Des conseils des uns et des cancans des autres, Kantioli-le-Rat aurait peut-être tiré une leçon, à savoir : en matière de fréquentations, mieux vaut choisir ceux de sa race et de sa condition. Mais Rat était toujours trop pressé dans ses courses pour écouter et entendre quiconque, bien qu'il sût le plus souvent en quels lieux aller tout droit pour trouver sa nourriture.
Son allure fut cependant plus lente, moins franche et moins décidée ce jour où trouver à manger était devenu difficile et c'est pour cela qu'il s'arrêta en croisant Koupou-Kala-le-Crabe et salua celui-ci fort poliment :
- " Djâma n'ga fanane ? " (As-tu passé la nuit en paix ?) oncle Crabe ?
- " Djâma rek ! " (en paix seulement !)
Crabe, comme on peut le penser, ne disait pas tout à fait la vérité en rendant son salut.

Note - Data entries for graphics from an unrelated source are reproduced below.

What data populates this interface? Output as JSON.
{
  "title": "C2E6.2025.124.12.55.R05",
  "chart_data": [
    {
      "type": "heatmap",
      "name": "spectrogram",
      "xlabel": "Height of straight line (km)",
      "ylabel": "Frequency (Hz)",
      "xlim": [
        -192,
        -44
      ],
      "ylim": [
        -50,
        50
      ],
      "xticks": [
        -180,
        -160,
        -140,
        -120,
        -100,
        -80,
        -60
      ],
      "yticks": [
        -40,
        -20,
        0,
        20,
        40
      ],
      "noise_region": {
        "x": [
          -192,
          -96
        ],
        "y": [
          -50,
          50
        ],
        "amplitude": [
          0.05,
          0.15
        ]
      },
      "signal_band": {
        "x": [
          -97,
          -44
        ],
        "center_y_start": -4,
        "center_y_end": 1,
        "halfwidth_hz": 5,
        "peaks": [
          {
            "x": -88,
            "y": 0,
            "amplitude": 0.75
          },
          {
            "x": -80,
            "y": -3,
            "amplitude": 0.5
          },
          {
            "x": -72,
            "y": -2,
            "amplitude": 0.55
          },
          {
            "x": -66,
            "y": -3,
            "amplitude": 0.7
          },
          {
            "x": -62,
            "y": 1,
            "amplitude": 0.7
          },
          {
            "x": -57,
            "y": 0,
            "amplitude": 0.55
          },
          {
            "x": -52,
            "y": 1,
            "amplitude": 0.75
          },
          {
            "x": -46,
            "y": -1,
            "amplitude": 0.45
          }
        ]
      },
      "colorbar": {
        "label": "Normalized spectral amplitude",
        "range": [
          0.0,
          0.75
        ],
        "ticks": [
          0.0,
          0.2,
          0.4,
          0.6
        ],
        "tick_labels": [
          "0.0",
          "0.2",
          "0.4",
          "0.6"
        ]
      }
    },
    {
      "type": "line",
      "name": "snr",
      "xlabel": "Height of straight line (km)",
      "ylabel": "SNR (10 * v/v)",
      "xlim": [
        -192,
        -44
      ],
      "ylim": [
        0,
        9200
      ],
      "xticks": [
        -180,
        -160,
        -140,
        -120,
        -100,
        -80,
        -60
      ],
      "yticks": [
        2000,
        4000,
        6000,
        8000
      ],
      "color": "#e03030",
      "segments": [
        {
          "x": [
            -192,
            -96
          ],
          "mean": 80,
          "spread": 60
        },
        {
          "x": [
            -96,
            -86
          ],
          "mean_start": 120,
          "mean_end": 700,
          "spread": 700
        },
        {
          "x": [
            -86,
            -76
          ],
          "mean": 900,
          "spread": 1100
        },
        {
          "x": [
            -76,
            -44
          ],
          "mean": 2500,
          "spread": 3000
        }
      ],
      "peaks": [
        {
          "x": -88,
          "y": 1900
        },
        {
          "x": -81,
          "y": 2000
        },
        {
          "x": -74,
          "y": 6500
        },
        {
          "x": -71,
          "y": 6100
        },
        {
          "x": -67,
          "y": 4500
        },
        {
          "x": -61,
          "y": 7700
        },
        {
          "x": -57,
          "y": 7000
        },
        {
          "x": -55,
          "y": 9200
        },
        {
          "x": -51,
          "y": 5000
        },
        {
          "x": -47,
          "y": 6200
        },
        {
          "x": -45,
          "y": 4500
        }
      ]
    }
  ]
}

Mais allez donc vous servir d'une formule de politesse autre que celle que votre père et le père de votre père ont toujours employée. Lorsqu'on est bien élevé, répond-on que l'on va mal à quelqu'un qui s'inquiète de votre santé ? Cela ne s'est jamais entendu et ne s'entendra jamais tant qu'il y aura des gens qui ont reçu un semblant d'éducation. Serait-on à l'agonie que l'on doit toujours répondre, lorsque l'on a su un peu vivre, que l'on est en paix, en paix seulement. " Djâma rek ! " Que le corps est en paix, en paix seulement, " djâma rek ! ", le corps souffrirait-il de dix et sept maux ; que ta maison est en paix, en paix seulement, " djâma rek ' " n'y aurait-il rien à manger, et les femmes s'y disputeraient-elles de l'aube au crépuscule et bouderaient-elles du crépuscule à l'aurore.